Positive Entwicklung bei Mobilitätsverhalten

LH Wallner, LSth. Rüdisser und LR Rauch präsentierten aktuelle Studie zum Mobilitätsverhalten

Utl.: LH Wallner, LSth. Rüdisser und LR Rauch präsentierten aktuelle
Studie zum Mobilitätsverhalten =

Bregenz (OTS) - (VLK) – In Vorarlberg geht der Anteil der werktags
mit dem PKW zurückgelegten Wege weiter leicht zurück, er macht aber
immer noch 41 Prozent aus. Der Umweltverbund (Fuß-Rad-Bus-Bahn) kommt
auf 48 Prozent und hat sich damit in den letzten fünf Jahren
stabilisiert. Das geht aus der "kontinuierlichen
Verkehrsverhaltensbefragung" (KONTIV), die im letzten Jahr
durchgeführt wurde. Im Pressefoyer am Dienstag, 2. Oktober, zeigten
sich Landeshauptmann Markus Wallner, Landesstatthalter Karlheinz
Rüdisser und Landesrat Johannes Rauch in der Beurteilung der
Ergebnisse einig: Die hohen Investitionen in den öffentlichen Verkehr
und die Fahrradinfrastruktur in Vorarlberg zahlen sich aus, diese
Bemühungen auf dem Weg müssen aber unvermindert fortgesetzt werden.
Als Beleg dafür, wie gut das öffentliche Verkehrsnetz in
Vorarlberg bereits ausgebaut ist, sieht LH Wallner es, dass in der
Studie nahezu alle Befragten angeben, innerhalb von fünf Gehminuten
eine Bushaltestelle zu errreichen. Auch mit den hohen Investitionen
in die Bahnhof-Infrastruktur und in die Ausstattung von Bussen und
Zügen werde die Attraktivität des öffentlichen Verkehrs laufend
gesteigert. Und mit der Erweiterung des Güterbahnhofes Wolfurt könne
in der Verlagerung des Güterverkehrs ein Quantensprung erreicht
werden.

Und auch die Weiterentwicklung der E-Mobilität wird konsequent
vorangetrieben, so Wallner. Die Zahl der Elektroautos hat sich seit
2013 verdreifacht und schon in jedem fünften Haushalt steht ein
E-Bike.

"Wir werden in zehn Jahren ganz anders mobil sein als heute",
sagte Landesrat Rauch.
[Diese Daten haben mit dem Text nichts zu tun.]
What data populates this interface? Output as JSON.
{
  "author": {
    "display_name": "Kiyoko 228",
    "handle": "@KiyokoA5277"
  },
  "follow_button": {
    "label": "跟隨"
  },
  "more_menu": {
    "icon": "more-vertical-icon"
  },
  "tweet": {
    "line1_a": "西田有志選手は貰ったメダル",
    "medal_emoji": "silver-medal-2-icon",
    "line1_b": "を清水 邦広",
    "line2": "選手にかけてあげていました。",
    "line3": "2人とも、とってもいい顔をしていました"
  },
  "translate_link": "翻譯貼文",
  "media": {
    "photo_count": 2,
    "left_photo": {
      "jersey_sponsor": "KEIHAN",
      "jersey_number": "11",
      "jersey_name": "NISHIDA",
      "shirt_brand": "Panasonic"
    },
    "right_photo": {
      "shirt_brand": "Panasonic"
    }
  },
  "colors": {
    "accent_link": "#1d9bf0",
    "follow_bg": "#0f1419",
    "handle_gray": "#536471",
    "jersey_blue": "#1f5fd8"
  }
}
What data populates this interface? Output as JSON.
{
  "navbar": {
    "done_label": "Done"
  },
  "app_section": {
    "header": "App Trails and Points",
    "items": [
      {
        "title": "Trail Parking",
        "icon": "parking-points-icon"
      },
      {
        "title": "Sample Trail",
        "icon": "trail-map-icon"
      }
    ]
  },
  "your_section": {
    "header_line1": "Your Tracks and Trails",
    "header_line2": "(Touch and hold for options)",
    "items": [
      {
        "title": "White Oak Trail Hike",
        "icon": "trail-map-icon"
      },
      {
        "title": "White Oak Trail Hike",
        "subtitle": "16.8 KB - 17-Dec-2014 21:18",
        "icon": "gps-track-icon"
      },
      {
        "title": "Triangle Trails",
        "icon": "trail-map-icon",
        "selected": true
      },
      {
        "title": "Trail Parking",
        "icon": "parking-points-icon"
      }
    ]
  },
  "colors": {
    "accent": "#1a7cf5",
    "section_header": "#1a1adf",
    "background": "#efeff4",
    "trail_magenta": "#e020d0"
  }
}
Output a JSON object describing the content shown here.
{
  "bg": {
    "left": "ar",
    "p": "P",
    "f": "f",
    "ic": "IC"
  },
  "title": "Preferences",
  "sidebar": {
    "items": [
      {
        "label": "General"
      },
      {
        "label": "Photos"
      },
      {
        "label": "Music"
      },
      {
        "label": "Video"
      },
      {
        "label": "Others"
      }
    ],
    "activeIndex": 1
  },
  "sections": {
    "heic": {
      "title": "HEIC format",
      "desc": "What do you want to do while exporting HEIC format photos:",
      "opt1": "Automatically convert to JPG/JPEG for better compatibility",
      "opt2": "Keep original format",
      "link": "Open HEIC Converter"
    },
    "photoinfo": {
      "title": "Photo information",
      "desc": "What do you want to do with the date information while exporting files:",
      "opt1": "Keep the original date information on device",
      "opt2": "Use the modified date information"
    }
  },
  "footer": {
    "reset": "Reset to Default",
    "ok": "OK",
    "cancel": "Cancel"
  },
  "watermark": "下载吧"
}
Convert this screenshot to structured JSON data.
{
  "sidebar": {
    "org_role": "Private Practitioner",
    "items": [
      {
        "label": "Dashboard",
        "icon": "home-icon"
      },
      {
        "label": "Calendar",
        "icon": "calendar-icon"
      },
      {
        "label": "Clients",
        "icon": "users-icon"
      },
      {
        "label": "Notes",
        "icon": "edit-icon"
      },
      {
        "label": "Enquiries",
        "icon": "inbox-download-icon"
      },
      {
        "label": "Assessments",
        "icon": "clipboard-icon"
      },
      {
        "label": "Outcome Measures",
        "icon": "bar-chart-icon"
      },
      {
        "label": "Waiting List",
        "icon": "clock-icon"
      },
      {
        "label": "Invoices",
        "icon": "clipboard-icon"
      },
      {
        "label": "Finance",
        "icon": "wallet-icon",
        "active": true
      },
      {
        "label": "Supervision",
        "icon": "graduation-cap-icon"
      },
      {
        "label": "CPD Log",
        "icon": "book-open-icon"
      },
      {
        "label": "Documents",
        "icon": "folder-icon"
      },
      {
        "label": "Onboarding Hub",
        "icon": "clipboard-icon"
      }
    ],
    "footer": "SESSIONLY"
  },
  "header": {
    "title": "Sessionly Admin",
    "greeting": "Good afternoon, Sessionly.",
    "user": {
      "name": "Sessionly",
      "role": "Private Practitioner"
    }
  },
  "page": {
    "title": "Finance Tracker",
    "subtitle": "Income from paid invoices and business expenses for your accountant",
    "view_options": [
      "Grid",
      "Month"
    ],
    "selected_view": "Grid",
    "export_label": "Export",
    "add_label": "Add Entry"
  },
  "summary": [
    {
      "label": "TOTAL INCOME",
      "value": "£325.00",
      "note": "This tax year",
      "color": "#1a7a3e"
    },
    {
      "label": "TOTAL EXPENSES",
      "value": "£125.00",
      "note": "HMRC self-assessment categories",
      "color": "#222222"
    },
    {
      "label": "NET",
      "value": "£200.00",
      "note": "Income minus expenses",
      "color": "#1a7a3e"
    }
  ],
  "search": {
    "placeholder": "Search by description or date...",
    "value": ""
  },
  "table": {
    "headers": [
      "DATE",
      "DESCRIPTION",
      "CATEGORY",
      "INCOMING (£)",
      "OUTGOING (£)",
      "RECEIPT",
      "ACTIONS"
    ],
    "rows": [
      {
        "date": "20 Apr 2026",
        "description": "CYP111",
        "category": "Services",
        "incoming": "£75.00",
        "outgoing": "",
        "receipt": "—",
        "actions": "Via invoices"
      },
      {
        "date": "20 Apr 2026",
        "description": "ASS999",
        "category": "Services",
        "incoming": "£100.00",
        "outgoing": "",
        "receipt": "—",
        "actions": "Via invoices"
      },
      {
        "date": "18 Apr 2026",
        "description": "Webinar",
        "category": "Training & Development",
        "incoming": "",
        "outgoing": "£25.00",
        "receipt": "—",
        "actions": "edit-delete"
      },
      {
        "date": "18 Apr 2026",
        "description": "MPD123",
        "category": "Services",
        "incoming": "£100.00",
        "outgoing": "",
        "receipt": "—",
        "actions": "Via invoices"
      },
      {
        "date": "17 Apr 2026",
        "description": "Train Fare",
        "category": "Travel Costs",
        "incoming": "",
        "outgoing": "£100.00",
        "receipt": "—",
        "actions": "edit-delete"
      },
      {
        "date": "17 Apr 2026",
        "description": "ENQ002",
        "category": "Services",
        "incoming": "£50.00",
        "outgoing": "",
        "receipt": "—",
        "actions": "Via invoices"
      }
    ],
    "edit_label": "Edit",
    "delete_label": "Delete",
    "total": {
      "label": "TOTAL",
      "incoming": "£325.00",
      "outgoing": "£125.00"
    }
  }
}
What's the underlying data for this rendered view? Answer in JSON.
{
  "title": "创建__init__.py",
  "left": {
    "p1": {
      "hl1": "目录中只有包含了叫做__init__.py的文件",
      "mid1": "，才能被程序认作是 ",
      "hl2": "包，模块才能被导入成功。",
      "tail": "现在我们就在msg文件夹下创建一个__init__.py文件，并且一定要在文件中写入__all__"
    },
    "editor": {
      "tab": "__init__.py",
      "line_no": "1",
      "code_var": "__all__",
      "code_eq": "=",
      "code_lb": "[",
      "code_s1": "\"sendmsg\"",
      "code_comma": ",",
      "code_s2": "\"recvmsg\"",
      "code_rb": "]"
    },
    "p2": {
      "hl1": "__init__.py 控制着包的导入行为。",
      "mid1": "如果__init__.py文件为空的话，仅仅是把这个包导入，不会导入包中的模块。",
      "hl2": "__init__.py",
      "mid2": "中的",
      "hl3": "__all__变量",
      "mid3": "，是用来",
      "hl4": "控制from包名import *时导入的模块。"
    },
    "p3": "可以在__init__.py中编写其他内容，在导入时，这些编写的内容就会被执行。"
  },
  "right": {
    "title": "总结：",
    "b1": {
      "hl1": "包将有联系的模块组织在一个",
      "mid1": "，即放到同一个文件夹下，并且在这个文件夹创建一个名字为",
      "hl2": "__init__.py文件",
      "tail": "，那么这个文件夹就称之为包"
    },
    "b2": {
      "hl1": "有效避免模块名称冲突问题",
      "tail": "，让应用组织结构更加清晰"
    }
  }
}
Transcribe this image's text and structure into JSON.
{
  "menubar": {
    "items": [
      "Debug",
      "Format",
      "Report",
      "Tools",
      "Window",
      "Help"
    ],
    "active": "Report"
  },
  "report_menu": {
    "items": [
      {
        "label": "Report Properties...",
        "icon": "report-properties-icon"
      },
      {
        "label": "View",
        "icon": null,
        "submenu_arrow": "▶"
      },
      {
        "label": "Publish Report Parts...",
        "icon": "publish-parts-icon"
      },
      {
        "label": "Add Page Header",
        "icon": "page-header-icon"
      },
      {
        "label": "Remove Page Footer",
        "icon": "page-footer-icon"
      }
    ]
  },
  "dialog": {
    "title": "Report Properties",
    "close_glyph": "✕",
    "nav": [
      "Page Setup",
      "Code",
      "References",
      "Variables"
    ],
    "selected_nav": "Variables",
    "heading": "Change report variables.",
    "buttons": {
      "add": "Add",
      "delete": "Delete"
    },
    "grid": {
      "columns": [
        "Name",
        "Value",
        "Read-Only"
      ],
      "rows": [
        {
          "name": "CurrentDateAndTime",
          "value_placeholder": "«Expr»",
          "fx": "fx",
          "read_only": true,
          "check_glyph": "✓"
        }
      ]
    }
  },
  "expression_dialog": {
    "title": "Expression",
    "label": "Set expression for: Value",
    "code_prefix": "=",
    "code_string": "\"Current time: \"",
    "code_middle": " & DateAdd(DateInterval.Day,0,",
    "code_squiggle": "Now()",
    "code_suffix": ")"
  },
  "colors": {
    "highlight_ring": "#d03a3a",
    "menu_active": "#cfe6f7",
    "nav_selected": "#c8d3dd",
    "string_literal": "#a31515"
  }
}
Für Ihn ist klar: "Angebot schafft Nachfrage.
Die deutlichen Zuwächse auf der Schiene und im Radverkehr wurden
erreicht, weil wir das entsprechende Angebot geschaffen haben." Und
das Potenzial, noch mehr Menschen zum Umsteigen zu bewegen, ist groß,
wie die aktuelle Verkehrsverhaltensbefragung zeigt. Rund sieben
Prozent aller PKW-Fahrten sind nicht länger als 1,5 Kilometer und
wären in vielen Fällen auch zu Fuß zu bewältigen. 42 Prozent der
PKW-Wege sind maximal fünf Kilometer lang und könnten somit locker
mit dem Rad oder mit dem Elektro-Fahrrad zurückgelegt werden.
Zukunftsweisend sind zudem auch Sharing-Modelle, so Rauch "Speziell
in der urbanen Region Rheintal kann die Mobilität damit problemlos
gestaltet werden."

Landesstatthalter Rüdisser hob hervor, dass es in den letzten 20
Jahren gelungen ist, trotz des starken Bevölkerungswachstums in
Vorarlberg den Anteil des motorisierten Individualverkehrs zwar nur
leicht, aber doch kontinuierlich zu reduzieren. "Die
Mobilitätserhebung zeigt dass wir uns in Bezug auf die gesetzten
Ziele auf dem richtigen Weg befinden", sagte er. Die aus der KONTIV
gewonnenen Erkenntnisse werden nun Eingang finden in die derzeit
laufende Ausarbeitung des Mobilitätskonzepts Vorarlberg 2030. Die
Vorlage des Entwurfs ist für das Frühjahr 2019 angestrebt, so
Rüdisser.

Die Verkehrsverhaltensbefragung wurde wie schon in den Jahren
2003, 2008 und 2013 von der HERRY Consult GmbH, Wien, im Auftrag des
Landes Vorarlberg in Form einer Haushaltsbefragung durchgeführt. Nach
dem Zufallsprinzip haben im Herbst 2017 landesweit mehr als 24.000
Haushalte, das sind rund 15 Prozent aller Vorarlberger Haushalte,
einen Fragebogen zugesandt bekommen. Fast 5.000 Haushalte mit
durchschnittlich 2,3 Personen haben geantwortet, das ist eine
Rücklaufquote von 21 Prozent.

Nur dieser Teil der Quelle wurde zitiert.